Explaining Social Yoga

What exactly is “Social Yoga” and why do we care about it so much?

Well, exercise is cool. Hanging out with your friends is cool. We like mixing the two together and we figured that you do as well.

The problem with living in Los Angeles is that if you’ve managed to wrangle enough friends to join you for a yoga class in the first place, the 30-45 minutes it takes to get to your cars, drive to a bar, and then find parking is enough to put the brakes on any post-yoga plans.

Solution? Have the class in a brewery. Your commute from your yoga mat to beer mat just got decimated. It’s an exercise in efficient time-management more than anything.

We like to think that brewery yoga is a great activity for couples both new and old. It’s never too far along in your relationship for date night. Get your parents to look after the kids for a morning and come down and have a good old stretch together before sitting down and discussing Jackson’s latest detention over a delicious craft beer.

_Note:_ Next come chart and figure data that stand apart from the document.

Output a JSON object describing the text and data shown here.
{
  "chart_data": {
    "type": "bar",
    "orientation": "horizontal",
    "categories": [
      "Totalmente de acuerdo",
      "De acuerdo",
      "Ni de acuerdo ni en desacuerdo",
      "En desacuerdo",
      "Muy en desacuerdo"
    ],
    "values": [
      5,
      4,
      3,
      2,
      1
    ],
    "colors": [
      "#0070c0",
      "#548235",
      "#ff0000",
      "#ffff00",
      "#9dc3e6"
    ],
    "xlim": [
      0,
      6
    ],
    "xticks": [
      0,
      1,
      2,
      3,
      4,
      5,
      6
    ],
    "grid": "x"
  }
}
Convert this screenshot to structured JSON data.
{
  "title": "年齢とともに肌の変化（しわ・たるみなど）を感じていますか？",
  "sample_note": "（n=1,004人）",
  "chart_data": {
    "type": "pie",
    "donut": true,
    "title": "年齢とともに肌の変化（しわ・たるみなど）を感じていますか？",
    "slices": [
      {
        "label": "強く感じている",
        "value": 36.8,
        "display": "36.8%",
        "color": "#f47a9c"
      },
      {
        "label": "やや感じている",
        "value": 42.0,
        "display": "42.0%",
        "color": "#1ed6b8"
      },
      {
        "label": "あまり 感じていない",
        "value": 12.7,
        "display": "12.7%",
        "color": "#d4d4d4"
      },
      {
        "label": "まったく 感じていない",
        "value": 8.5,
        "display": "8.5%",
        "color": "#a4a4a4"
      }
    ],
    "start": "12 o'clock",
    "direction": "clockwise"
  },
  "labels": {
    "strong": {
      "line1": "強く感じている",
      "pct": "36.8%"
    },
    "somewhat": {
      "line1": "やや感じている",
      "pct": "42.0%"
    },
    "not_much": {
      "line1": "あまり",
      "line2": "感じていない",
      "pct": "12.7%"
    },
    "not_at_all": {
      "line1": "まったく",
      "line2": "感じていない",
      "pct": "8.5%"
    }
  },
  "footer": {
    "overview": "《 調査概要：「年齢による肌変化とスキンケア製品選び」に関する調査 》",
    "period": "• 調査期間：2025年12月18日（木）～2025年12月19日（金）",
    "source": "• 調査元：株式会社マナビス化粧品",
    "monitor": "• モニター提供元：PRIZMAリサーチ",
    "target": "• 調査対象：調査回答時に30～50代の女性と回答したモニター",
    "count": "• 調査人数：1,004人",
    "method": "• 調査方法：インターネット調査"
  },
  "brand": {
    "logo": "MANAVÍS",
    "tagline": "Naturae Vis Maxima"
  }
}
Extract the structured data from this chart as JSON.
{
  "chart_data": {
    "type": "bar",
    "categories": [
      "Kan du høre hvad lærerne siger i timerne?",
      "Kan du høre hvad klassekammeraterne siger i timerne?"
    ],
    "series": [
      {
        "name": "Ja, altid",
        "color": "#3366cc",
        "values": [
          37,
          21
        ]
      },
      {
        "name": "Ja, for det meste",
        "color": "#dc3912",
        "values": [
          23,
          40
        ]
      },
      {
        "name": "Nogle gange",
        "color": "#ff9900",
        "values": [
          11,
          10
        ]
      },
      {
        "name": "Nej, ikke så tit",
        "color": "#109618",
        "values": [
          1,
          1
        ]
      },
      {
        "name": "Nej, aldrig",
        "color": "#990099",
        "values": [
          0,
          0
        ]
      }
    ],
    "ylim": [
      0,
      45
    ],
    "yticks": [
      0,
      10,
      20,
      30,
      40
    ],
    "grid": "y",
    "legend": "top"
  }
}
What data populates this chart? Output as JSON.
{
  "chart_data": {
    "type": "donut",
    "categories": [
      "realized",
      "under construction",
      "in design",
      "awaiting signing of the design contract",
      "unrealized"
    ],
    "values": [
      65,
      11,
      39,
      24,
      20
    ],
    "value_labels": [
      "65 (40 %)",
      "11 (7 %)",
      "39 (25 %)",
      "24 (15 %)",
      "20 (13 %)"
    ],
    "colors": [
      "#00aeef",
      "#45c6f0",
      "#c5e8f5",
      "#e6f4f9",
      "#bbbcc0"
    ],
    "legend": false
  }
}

That covers off friends and couples but the most important one for us is actually the most difficult one to address and to overcome: The loneliness of Los Angeles.

LA is a big city and it’s difficult to meet new people here. With the transportation system what it is, it’s not so easy to go to bars without driving to them, so they’re generally populated by groups of people who already know one another.

I noticed at my regular Tuesday evening yoga class in Hollywood that I’d see the same people pretty much every week and we’d even wave and shyly mutter a greeting and farewell but that was the end of our interaction. We had the same interest (yoga) and were on the same schedule. We should’ve become friends, but that thing about getting to the bar and it already being late kinda killed the desire to try.

The hope is that Social Yoga helps to solve that. That the likes of Facebook and Apple decided earlier in 2018 to focus on personal relationships rather than public content only fortifies our belief in what we’re doing. Our group on Meetup.com is closing in on 100 members and is growing every day.

We believe in community and we want to build our own. The fact that we can do that by practicing yoga in LA’s best breweries is an incredible bonus.